BACA: Cyber Bullying Meningkat, 24 Kampus Memetakan Gerakan Literasi Digital

 “Karena masyarakat Indonesia belajar internet dari smartphone. Hasilnya? Bisa belanja online, berswafoto,” kata Dosen Ilmu Komunikasi Universitas Negeri Yogyakarta (UNY) Dyna Herlina dalam konferensi pers tentang pemaparan hasil riset pemetaan gerakan literasi media oleh Jaringan Pegiat Literasi Media (Japelidi) di Legend Cafe Yogyakarta, Ahad, 10 September 2017.

 Berbeda dengan masyarakat di sejumlah negara di Eropa yang belajar internet dari desktop. “Hasilnya, mereka mempunyai kemampuan membuat produksi,” kata Dyna.

Kegagapan digital yang dialami masyarakat Indonesia dicontohkan Dyna seperti riuhnya protes guru yang harus mempunyai alamat email sendiri untuk proses sertifikasi. Kemudian penerapan ujian nasional (UN) berbasis komputer tanpa memberikan pembekalan terhadap para guru.


BACA: Pengamat Berharap Ada Sosialisasi Panduan Gunakan Internet

Akibatnya banyak guru kesulitan membuat soal UN berbasis komputer. Juga penghapusan Information and Communication Technologies (ICT) dari kurikulum 2012. Serta belum meratanya sarana laboratorium digital di sekolah-sekolah.

Kegagapan digital itu tidak terlepas dari peran pemerintah yang belum maksimal. Peran pemerintah yang dimaksud adalah memberikan infrastruktur, pelayanan, dan pendidikan tentang media digital.

 Dia mencontohkan, Unesco telah merativikasi penerapan nomer induk transformasi digital pada 10 tahun lalu setelah didesak Inggris yang lebih dahulu menerapkan pada 1997. Sedangkan negara Asia yang telah merativikasinya adalah India pada 2014. Tidak heran, India mempunyai industri media digital sendiri. Sedangkan Indonesia sama sekali belum merativikasinya.

 “Pemerintah kebanyakan ragu dan takut atas dampak digital. Padahal itu peluang,” kata Dyna.

Kegagapan digital itu membawa dampak negatif bagi masyarakat sendiri. Seperti meningkatnya hoax, cyber bullying, pelanggaran privasi, hingga konten pornografi saat menggunakan media digital.
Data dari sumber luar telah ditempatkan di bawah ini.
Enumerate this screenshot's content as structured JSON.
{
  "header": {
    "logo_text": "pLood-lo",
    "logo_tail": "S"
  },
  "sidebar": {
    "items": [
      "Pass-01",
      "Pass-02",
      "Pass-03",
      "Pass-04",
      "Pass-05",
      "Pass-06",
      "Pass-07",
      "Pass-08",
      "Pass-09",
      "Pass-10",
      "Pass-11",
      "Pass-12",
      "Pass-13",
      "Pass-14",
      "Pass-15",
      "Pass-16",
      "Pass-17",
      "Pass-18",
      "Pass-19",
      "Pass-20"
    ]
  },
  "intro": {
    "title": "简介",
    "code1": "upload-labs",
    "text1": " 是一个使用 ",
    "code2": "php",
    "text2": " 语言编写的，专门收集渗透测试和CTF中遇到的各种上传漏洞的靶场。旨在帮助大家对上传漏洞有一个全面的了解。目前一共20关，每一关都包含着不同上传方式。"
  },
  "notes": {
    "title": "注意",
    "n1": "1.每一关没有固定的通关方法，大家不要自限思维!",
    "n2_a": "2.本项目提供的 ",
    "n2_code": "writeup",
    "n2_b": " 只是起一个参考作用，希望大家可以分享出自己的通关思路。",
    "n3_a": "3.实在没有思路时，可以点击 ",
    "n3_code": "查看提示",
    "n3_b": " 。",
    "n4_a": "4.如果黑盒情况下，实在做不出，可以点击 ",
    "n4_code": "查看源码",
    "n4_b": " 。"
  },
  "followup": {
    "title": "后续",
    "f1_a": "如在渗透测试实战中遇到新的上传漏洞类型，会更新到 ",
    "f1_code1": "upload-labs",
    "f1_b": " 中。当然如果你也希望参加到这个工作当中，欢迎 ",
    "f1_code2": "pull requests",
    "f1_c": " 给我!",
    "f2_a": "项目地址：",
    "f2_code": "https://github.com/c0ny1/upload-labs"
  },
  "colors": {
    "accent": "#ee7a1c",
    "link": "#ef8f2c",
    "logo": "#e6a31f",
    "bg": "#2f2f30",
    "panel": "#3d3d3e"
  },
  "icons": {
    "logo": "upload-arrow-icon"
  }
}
“Negara tidak harus menunggu kebutuhan digital muncul. Tapi harus menyiapkannya,” kata Koordinator Japelidi Novi Kurnia.

 Sejumlah rekomendasi untuk pemerintah, akademisi, dan keluarga disampaikan dalam upaya mengatasi kegagapan digital itu. Untuk tingkat makro, membangun infrastruktur digital, menciptakan pengaturan penggunaan digital untuk masyarakat, pemberdayaan digital setiap warga negara seperti melalui gerakan literasi digital.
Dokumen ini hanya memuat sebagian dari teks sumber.